Aspergillus terreus, Candida krusei, Scedosporium apiosperum and Scedosporium prolificans are fungi that may have intrinsic resistance to antifungal agents. Many of these organisms are poorly understood by medical professionals working in the laboratory and clinic, and may require new treatment methods. Pfaller discussed some of the unusual fungal organisms.

“We need to be very aggressive in making an etiologic diagnosis if at all possible,” he told Infectious Disease News.

Treatment resistance

More than 17 different species of candidemia are known to cause bloodstream infections, 95% of which are due to four specific species — C. albicans, C. glabrata, C. parapsilosis and C. tropicalis. Several rare species occur in nosocomial clusters and exhibit innate or acquired resistance to one or more established antifungal agents: C. krusei, C. lusitaniae, C. guilliermondii, C. rugosa and C. dubliniensis.

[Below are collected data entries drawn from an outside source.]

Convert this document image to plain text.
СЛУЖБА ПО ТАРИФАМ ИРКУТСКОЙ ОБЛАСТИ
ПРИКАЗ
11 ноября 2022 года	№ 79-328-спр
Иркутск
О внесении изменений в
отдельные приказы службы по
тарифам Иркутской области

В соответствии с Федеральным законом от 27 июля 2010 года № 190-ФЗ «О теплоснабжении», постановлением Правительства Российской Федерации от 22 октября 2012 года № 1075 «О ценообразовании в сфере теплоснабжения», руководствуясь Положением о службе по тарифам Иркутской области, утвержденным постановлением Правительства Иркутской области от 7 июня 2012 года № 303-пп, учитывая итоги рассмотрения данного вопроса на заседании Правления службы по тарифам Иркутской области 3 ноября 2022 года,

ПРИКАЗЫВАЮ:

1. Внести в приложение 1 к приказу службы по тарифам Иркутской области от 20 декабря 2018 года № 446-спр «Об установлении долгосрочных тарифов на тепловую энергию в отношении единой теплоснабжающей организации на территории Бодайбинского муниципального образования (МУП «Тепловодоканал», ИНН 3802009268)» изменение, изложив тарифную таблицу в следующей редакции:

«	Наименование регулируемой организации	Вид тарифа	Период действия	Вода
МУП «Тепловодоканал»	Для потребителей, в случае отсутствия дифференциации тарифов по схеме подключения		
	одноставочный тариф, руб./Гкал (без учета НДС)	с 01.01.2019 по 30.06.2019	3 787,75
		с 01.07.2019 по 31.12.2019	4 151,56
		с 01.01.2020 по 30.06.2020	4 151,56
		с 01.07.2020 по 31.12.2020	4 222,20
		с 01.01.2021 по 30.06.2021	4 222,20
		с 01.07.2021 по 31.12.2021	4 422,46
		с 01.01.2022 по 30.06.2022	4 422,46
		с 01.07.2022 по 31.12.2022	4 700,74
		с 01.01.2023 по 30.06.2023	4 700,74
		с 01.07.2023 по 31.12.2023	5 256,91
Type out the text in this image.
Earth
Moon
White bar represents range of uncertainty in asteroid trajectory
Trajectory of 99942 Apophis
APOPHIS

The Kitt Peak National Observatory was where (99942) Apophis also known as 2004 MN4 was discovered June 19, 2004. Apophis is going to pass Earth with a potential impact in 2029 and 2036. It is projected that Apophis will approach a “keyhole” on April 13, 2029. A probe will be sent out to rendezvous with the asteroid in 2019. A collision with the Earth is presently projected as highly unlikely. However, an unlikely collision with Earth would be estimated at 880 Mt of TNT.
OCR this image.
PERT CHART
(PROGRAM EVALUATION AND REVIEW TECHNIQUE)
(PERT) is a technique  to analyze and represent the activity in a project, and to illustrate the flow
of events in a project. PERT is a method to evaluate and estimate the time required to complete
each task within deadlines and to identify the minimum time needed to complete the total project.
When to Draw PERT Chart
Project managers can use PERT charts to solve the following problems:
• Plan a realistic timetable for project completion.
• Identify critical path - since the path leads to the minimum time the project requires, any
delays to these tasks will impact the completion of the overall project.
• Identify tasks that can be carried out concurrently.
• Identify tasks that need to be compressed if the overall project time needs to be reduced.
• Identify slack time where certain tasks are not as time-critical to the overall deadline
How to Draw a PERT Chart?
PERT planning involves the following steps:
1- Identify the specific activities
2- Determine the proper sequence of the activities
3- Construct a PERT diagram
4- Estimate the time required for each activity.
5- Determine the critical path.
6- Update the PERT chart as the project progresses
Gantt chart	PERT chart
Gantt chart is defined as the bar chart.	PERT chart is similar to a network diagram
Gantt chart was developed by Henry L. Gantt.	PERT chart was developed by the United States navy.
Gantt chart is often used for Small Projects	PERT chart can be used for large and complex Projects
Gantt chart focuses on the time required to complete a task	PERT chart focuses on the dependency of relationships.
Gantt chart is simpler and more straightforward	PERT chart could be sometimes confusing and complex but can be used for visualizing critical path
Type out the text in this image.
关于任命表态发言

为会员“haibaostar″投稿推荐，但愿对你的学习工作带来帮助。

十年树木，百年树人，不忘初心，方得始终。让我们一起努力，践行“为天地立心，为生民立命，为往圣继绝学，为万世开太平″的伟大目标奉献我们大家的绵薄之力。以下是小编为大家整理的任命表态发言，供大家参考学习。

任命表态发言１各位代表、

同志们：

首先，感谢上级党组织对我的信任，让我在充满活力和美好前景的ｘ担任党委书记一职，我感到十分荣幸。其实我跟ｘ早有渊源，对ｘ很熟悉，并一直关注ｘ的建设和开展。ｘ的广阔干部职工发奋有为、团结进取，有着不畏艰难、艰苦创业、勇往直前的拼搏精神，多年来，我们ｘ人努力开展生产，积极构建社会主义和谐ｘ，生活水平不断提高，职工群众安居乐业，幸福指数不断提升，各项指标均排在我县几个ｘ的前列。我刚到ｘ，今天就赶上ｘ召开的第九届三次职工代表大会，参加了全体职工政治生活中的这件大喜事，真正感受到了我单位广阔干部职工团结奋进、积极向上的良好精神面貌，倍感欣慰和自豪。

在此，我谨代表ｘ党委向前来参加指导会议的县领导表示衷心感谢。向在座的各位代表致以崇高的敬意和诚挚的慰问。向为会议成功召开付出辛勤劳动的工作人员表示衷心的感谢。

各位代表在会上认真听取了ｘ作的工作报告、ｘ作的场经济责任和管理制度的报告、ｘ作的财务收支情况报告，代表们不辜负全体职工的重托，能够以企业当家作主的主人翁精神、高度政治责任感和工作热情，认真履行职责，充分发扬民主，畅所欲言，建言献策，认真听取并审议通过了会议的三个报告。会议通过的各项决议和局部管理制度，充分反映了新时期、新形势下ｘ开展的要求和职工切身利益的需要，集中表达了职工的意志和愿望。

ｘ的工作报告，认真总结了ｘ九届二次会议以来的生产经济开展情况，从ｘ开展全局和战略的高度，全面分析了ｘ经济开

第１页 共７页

Many strains are developing resistance to treatment options. A. terreus is intrinsically resistant to amphotericin B, but susceptible to most others, according to Pfaller. S. apiosperum is well known for amphotericin B resistance, but can be treated with an extended- spectrum azole and S. prolificans is resistant to almost all treatment options.

“We know with all these invasive fungal infections mortality is high,” he said.

Studies indicate that delay in treatment is an independent determinant of hospital mortality. For treatment of candidemia, “if you don’t start therapy early, the results are poor,” Pfaller said. “That’s the importance of getting appropriate therapy, not only the right drug but the right dose.”

From 1998 through 2000, the CDC conducted population-based surveillance studies in Connecticut and Baltimore. Published in Infection Control and Hospital Epidemiology, the studies showed that if patients received adequate treatment — a systemically active antifungal for at least seven days — the mortality was lower than those treated inadequately.

“We have problems getting drugs on board and then continuing them long enough, which is one of the reasons why we are continuing to see a high mortality with bloodstream infections,” he said.

Increasing prevalence

C. krusei is more common in Europe than other areas of the world and C. guilliermondii is considered an emerging pathogen in Latin America. C. glabrata is the major organism in the United States that researchers are concerned, with respect to antifungal resistance to fluconazole and other azoles, and the extended-spectrum triazoles as well, according to Pfaller. C. glabrata is a major cause of bloodstream infections; however, the frequency varies.

Pfaller and colleagues conducted surveillance studies, which are published in Clinical Microbiology and Infection, and from 1992 through 2004, they collected C. glabrata bloodstream infection isolates from several geographic regions to determine variation. The data show that in 2004, 19.7% of isolates were C. glabrata in North America compared with 8.8% in Europe, 7.2% in Asia Pacific and 4.7% in Latin America.

Yeasts other than candida include the trichosporons such as Trichosporon asahii and T. mucoides, which are known to cause deep invasive infections, catheter-associated fungemia and hematogenous dissemination of positive blood cultures and multiple skin lesions.

“We have an ever-increasing array of patients with various pathogenic insults to them that are at risk for invasive fungal infection,” concluded Pfaller. “You have to think fungus when confronting a possible infection. There are no non-pathogenic fungi. Any organism can cause invasive and fatal disease.”

For more information:

• Pfaller MA. New developments in fungal disease. Symposium 20-17. Presented at: 16th Annual Meeting of Society for Healthcare Epidemiology of America; March 18-21, 2006; Chicago.
• Morgan J, Meltzer MI, Plkaytis BD, et al. Excess mortality, hospital stay, and cost due to candidemia: a case-control study using data from population-based candidemia surveillance. Infect Control Hosp Epidemiol. 2005;26:540-547.
• Pfaller MA, Diekema DJ. Rare and emerging opportunistic fungal pathogens: concern for resistance beyond Candida albicans and Aspergillus fumigatus. J Clin Microbiol. 2004;42:4419-4431.